To be able to claim the credit for child and dependent care expenses, you must file Form 1040, 1040-SR, or 1040-NR, and meet the qualifying tests. You must have paid expenses for the care of a qualifying individual to enable you or your spouse to work or actively look for work. Both the taxpayer and their spouse, if filing a joint return, must reside in the United States for at least half of the year.
Who is a qualifying individual?
The IRS states that a qualifying individual for the child and dependent care credit is:
- Your dependent qualifying child who is under age 13 when the care is provided
- Your spouse who is physically or mentally unable to care for themselves and live with you for more than half the year
- An individual who is physically or mentally unable to care for themselves, lived with you for more than half the year, and either:
- Is your dependent or
- could have been your dependent except that he or she has gross income that equals or exceeds the gross income test amount, files a joint return, or you (or your spouse) could have been claimed as a dependent on another taxpayer's return.
How much is the credit?
For tax year 2022, the credit returns to it's previous requirements.
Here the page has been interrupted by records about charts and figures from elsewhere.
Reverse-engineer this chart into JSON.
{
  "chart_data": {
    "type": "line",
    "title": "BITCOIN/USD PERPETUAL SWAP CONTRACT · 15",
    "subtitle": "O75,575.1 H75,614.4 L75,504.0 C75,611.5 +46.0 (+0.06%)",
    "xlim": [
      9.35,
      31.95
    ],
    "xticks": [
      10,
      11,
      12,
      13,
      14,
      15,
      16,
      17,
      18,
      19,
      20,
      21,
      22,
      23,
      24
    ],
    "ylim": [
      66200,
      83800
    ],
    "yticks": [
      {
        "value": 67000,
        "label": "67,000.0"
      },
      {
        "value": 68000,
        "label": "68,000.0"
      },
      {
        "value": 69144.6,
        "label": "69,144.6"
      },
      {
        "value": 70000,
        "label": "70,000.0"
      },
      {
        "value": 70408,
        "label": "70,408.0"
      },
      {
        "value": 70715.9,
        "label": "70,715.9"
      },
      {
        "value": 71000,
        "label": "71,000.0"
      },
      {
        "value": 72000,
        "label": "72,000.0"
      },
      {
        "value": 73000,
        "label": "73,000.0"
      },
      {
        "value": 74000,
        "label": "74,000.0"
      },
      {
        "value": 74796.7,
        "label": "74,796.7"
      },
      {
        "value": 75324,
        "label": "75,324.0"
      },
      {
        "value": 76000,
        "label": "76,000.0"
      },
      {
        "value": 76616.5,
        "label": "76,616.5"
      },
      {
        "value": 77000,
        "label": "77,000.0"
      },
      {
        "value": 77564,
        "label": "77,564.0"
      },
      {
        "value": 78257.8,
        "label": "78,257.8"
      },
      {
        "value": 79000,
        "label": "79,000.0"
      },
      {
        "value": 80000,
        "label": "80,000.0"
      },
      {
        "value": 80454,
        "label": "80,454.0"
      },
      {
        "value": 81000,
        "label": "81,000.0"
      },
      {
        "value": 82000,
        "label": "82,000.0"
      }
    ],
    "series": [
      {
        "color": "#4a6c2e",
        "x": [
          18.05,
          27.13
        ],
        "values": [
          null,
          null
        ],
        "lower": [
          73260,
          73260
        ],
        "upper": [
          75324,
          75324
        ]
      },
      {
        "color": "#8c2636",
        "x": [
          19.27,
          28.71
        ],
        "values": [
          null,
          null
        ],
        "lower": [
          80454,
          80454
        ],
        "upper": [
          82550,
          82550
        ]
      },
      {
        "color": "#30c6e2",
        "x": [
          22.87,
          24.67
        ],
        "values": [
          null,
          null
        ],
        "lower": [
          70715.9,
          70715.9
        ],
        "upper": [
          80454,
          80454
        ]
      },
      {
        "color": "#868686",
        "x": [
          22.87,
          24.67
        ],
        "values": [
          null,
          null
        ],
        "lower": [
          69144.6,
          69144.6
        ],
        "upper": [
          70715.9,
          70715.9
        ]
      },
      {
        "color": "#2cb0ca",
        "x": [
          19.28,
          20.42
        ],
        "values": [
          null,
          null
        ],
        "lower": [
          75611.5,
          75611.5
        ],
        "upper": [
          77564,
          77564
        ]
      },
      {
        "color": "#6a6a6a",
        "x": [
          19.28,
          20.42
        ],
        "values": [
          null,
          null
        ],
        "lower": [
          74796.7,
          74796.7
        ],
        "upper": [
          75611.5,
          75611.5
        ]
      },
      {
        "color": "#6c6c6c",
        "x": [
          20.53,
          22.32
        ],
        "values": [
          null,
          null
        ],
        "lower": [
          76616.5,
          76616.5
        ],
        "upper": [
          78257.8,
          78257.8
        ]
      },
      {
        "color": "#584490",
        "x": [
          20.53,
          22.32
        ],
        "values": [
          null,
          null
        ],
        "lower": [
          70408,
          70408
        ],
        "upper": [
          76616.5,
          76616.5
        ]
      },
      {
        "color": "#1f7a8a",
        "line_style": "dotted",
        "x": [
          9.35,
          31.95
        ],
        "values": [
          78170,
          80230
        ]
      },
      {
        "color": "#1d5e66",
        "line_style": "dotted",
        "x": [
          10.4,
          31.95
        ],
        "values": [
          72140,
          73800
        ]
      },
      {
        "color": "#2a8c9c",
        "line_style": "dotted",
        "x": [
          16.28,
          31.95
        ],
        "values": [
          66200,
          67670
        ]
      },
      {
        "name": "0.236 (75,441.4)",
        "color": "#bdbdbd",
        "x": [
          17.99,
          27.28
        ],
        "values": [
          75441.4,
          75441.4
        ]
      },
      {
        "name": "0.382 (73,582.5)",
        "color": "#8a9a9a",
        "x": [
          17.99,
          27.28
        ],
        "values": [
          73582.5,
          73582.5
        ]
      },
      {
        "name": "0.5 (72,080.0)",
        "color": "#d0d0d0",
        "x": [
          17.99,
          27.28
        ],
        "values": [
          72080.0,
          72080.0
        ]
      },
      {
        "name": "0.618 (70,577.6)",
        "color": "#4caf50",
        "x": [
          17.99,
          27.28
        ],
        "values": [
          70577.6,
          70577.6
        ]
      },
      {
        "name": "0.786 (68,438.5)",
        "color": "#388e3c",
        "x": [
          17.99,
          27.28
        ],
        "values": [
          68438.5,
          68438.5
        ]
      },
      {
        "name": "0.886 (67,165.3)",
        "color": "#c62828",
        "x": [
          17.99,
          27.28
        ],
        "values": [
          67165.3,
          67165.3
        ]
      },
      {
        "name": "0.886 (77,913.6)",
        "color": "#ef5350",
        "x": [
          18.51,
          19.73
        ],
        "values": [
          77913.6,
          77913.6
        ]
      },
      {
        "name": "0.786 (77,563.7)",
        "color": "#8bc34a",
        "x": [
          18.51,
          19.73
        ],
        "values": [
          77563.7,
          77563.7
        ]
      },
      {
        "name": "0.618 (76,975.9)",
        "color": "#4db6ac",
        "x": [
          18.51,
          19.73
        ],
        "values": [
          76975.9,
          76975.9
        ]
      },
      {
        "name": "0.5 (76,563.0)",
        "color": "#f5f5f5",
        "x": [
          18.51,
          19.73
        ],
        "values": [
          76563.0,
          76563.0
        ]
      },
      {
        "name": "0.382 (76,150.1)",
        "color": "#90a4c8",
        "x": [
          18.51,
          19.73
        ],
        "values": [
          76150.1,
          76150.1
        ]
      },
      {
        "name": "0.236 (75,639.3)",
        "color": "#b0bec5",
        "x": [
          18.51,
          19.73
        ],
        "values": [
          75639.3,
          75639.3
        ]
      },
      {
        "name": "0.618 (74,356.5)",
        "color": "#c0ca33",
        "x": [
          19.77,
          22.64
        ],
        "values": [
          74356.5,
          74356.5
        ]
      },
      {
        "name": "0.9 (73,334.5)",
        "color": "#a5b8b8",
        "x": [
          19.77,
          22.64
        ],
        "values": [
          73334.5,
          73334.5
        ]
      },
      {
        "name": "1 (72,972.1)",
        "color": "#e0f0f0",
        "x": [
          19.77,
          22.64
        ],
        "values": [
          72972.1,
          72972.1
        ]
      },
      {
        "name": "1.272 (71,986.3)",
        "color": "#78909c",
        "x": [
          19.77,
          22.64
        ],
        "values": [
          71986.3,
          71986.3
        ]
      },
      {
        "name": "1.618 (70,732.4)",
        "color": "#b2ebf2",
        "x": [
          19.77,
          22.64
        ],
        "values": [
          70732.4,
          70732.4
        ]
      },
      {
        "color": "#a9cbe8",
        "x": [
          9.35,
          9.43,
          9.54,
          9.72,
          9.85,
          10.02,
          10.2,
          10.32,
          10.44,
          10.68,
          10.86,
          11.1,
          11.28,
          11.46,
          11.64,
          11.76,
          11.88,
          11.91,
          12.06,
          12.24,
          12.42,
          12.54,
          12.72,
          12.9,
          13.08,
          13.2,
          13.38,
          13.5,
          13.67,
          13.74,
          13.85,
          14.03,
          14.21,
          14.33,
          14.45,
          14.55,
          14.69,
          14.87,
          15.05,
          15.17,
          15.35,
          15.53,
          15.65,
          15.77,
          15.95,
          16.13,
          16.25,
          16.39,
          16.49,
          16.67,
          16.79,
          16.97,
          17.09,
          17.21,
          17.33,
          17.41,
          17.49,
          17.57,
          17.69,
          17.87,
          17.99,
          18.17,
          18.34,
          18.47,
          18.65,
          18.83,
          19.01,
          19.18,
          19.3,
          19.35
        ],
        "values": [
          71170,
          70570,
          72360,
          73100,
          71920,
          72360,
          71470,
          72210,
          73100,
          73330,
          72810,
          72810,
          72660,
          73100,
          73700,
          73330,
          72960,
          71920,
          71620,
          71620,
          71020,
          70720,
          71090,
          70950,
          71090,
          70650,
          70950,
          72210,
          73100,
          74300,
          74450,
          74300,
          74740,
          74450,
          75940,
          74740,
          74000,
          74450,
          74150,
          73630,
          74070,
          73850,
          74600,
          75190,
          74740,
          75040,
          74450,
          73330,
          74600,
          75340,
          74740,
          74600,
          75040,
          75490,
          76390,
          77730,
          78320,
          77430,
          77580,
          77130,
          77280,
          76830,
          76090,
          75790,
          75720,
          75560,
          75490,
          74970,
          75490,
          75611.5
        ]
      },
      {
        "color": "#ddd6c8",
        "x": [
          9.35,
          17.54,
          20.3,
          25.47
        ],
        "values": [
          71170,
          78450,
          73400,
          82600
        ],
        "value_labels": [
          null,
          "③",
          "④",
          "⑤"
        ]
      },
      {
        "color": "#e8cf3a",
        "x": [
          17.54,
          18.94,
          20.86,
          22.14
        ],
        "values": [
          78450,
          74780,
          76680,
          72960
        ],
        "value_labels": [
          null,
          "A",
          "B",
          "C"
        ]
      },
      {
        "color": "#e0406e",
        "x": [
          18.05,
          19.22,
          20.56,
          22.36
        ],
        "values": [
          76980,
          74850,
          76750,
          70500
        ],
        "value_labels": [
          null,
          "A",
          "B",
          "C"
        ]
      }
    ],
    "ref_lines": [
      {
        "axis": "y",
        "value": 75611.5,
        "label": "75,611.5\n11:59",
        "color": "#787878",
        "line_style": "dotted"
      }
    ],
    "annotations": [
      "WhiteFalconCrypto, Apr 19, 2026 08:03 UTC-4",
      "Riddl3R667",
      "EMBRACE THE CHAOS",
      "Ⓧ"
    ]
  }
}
There is a limit of $3,000 for one qualifying person, or $6,000 for two or more qualifying persons. The credit is no longer refundable.
Your credit amount is dependent on your income and can be between 20 and 35% ($600 - $1,050) of the expenses. The program will calculate the credit for you when you enter your eligible dependents and expenses.
For tax year 2021, the dependent care credit is a refundable credit. The maximum credit amount increased to 50% of the employment-related expenses. This equals $4,000 for one qualifying individual, or $8,000 for two or more qualifying individuals.
The amount of employer-provided dependent care benefits must be subtracted from the total expenses
The limit is $3,000 for one qualifying person, or $6,000 for two or more qualifying persons.
Is there an income limit to claim the credit?
No. However, the more you earn, the lower the percentage of employment-related expenses that are considered in determining the credit. Once your adjusted gross income is over $43,000, the maximum credit is 20% of your dependent care expenses ($3,000 X 20% = $600) .
The adjusted gross income level at which the credit percentage starts to phase out is raised to $125,000. Above $125,000, the 50% credit percentage goes down as income rises. It is entirely unavailable for any taxpayer with adjusted gross income over $438,000.